When it was all said and done, she swiveled the computer screen back towards her and said, "That'll be $90."
"WHAT!?" I couldn't imagine that she was serious. It is a whale, but the stuffed animal can't be more than five inches in length and have a weight that is measured in ounces or grams.
"I can get there in a week for $30."
A WEEK!! Peter could be crying his eyes out for a whole week! He could not be able to fall asleep at night for a whole week!
"You could try the post office," she offered.
After dropping the car off at the dealer to get the brakes checked (the service center would later call and say the car needed repairs the sum of which was roughly half of what I paid for the car in the first place. I could buy another car for all the money they wanted me to spend on this one), I took the Metro into the city I had watched the dawn dissipate over only a few hours earlier. I stopped at the post office.

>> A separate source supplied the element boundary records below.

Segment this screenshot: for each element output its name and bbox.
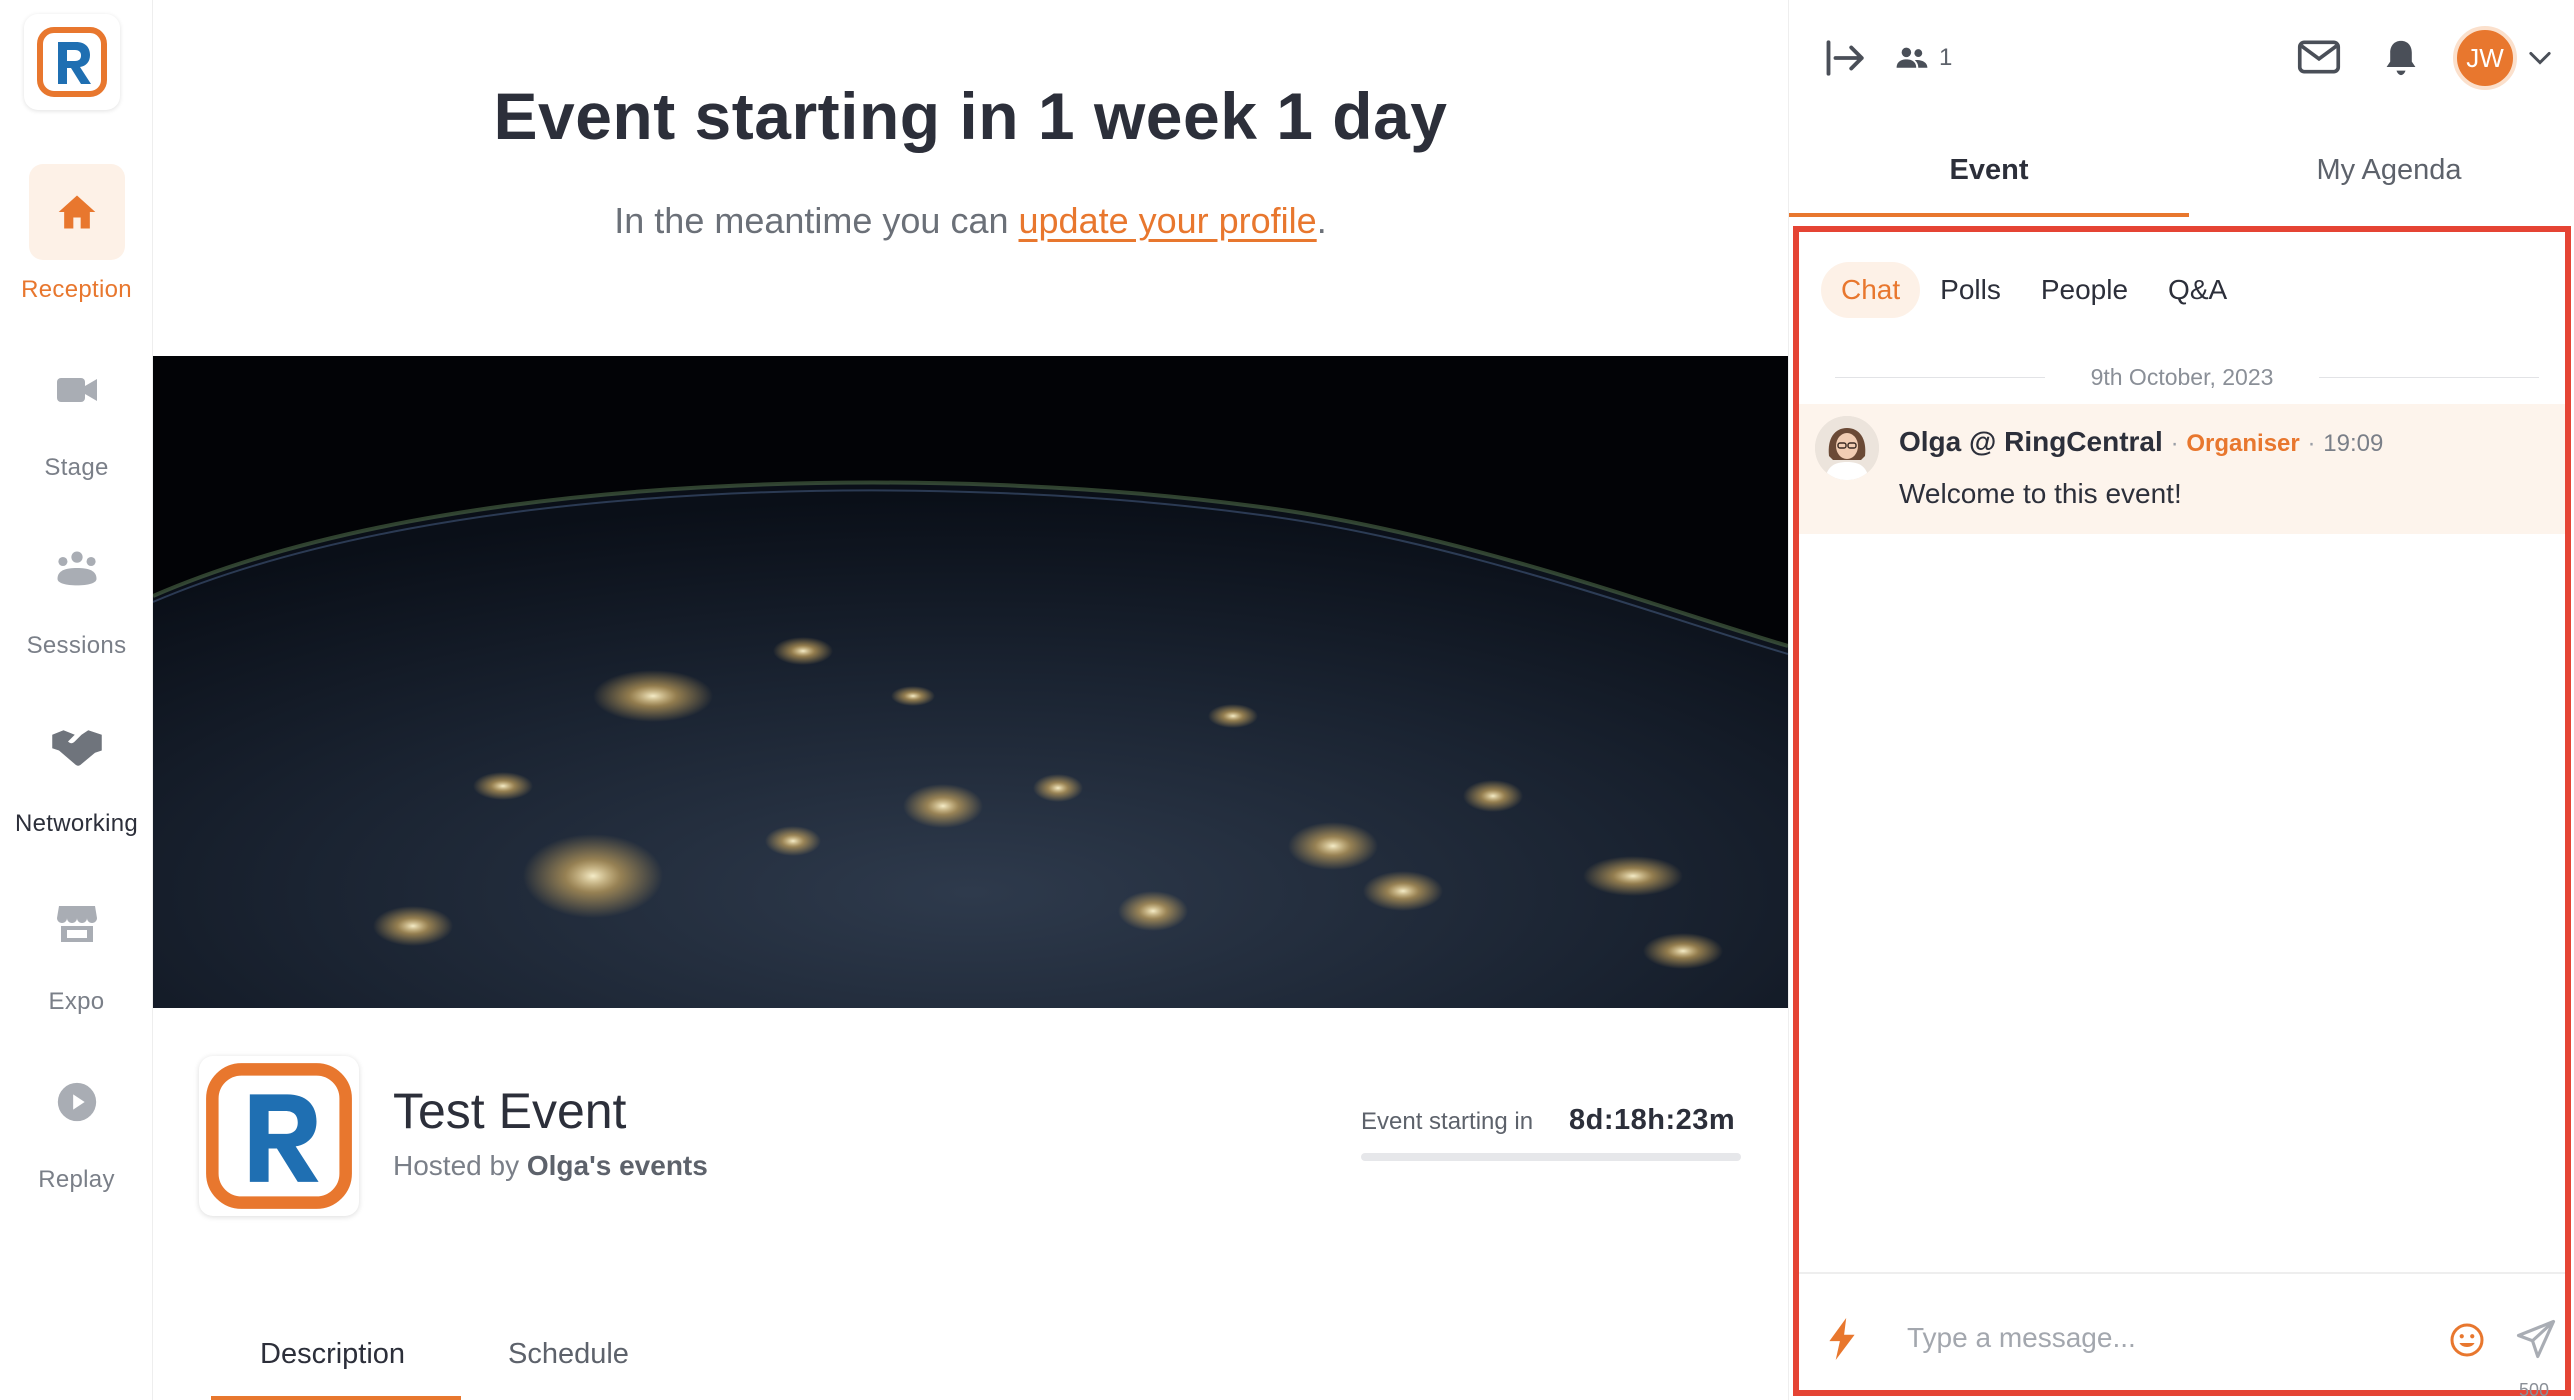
sidebar-item-label: Replay [38,1166,115,1193]
sidebar-item-stage[interactable]: Stage [0,342,153,482]
chat-section: Chat Polls People Q&A 9th October, 2023 [1793,226,2571,1400]
play-icon [57,1082,96,1122]
r-logo-icon [206,1063,352,1209]
chat-message[interactable]: Olga @ RingCentral · Organiser · 19:09 W… [1799,404,2565,534]
character-count: 500 [2519,1380,2550,1400]
send-icon[interactable] [2515,1318,2557,1360]
message-time: 19:09 [2323,430,2384,457]
countdown-progress-bar [1361,1153,1741,1161]
countdown-timer: 8d:18h:23m [1569,1104,1736,1136]
tab-description[interactable]: Description [260,1338,405,1371]
mail-icon[interactable] [2297,38,2341,76]
host-name[interactable]: Olga's events [527,1150,708,1181]
sidebar-item-label: Networking [14,810,139,837]
date-separator-label: 9th October, 2023 [2090,364,2274,390]
event-logo [199,1056,359,1216]
storefront-icon [56,906,97,942]
message-author[interactable]: Olga @ RingCentral [1899,426,2163,457]
message-header: Olga @ RingCentral · Organiser · 19:09 [1899,426,2384,457]
subtab-chat[interactable]: Chat [1821,262,1921,318]
tab-event[interactable]: Event [1789,154,2189,187]
left-sidebar: Reception Stage Sessions Networking Expo… [0,0,153,1400]
subtab-people[interactable]: People [2021,262,2148,318]
message-text: Welcome to this event! [1899,478,2182,509]
organiser-badge: Organiser [2186,430,2300,457]
event-title: Test Event [393,1083,627,1139]
sidebar-item-label: Expo [48,988,105,1015]
user-avatar[interactable]: JW [2453,26,2517,90]
subtab-polls[interactable]: Polls [1920,262,2021,318]
participants-icon[interactable] [1895,44,1929,72]
message-composer: 500 [1799,1272,2565,1400]
active-tab-indicator [211,1396,461,1400]
profile-prompt: In the meantime you can update your prof… [614,200,1327,241]
tab-schedule[interactable]: Schedule [508,1338,629,1371]
sidebar-item-label: Reception [21,276,132,303]
sidebar-item-label: Stage [44,454,109,481]
sidebar-item-reception[interactable]: Reception [0,164,153,304]
message-author-avatar[interactable] [1815,416,1879,480]
sidebar-item-sessions[interactable]: Sessions [0,520,153,660]
countdown-headline: Event starting in 1 week 1 day [493,79,1448,153]
sidebar-item-expo[interactable]: Expo [0,876,153,1016]
handshake-icon [51,730,102,766]
countdown-label: Event starting in [1361,1108,1534,1135]
lightning-icon[interactable] [1827,1318,1857,1360]
message-input[interactable] [1907,1318,2407,1358]
sidebar-item-networking[interactable]: Networking [0,698,153,838]
home-icon [58,195,95,229]
tab-my-agenda[interactable]: My Agenda [2189,154,2574,187]
chat-subtabs: Chat Polls People Q&A [1821,262,2247,318]
bell-icon[interactable] [2383,38,2419,78]
group-icon [57,551,96,586]
right-panel: 1 JW Event My Agenda Chat Polls People Q… [1788,0,2574,1400]
chevron-down-icon[interactable] [2529,50,2551,66]
sidebar-item-label: Sessions [26,632,127,659]
collapse-panel-icon[interactable] [1825,40,1867,76]
sidebar-item-replay[interactable]: Replay [0,1054,153,1194]
app-logo[interactable] [24,14,120,110]
subtab-qa[interactable]: Q&A [2148,262,2247,318]
video-camera-icon [56,378,97,402]
event-banner-image [153,356,1788,1008]
date-separator: 9th October, 2023 [1799,362,2565,392]
event-host: Hosted by Olga's events [393,1150,708,1181]
main-content: Event starting in 1 week 1 day In the me… [153,0,1788,1400]
home-icon-wrap [28,164,125,260]
active-tab-indicator [1789,213,2189,217]
emoji-icon[interactable] [2449,1322,2485,1358]
r-logo-icon [37,27,107,97]
participants-count: 1 [1939,44,1953,71]
update-profile-link[interactable]: update your profile [1019,200,1317,241]
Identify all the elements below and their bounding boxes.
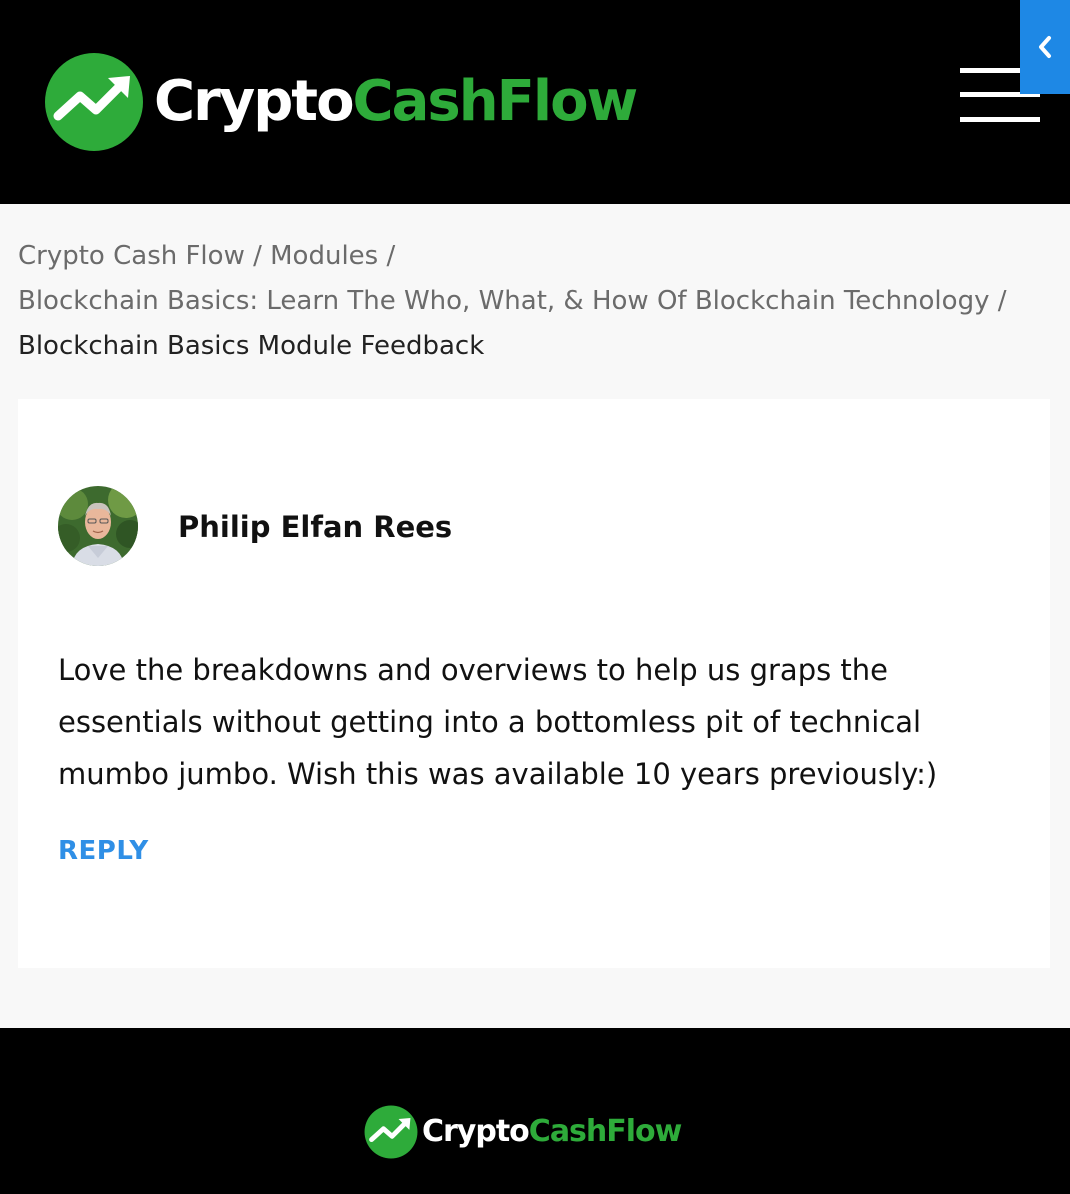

There, Ebony with aquamarine nails that were like tiger claws told me that "to this town"--she stabbed the word "Cheney" on the packing slip--they could only guarantee two-day delivery. No overnight. "I'll take it," I told her and happily coughed up $20 that I never would have parted with before someone else had quoted me $90. "UPS wanted $90," I told her. She didn't care, but the woman next to me sporting a star-spangled sequened cap informed me, "It's cuz it's private. This is the guv'ment." And she said it in a way that was not disparaging, but with a tone that said because it was government it could be relied upon. Maybe I was reading too much into it, but it made me feel proud for also being a part of the government machine, a mechanism that could be relied upon to work and give value for hard-earned tax-payer dollars.
I ripped the makeshift cardboard box open, wasting yards of packaging tape, and put Spout into a bubble-wrap envelope. I handed him to Ebony. She had me acknowledge that their were no hazardous materials in the envelope even though she had just watched me put a stuffed whale into it. She also told me that the envelope was insured up to $100 and asked me if I wanted to buy more insurance. Was she serious? The contents of the envelope had no value and yet was also invaluable, I thought, but decided to keep that to myself. I declined additional insurance. I handed the envelope to Ebony, wondering for a split second if either Peter or I would ever see Spout again.
This afternoon, Pete called to thank me for sending Spout. The left behind whale had been reunited with his pod.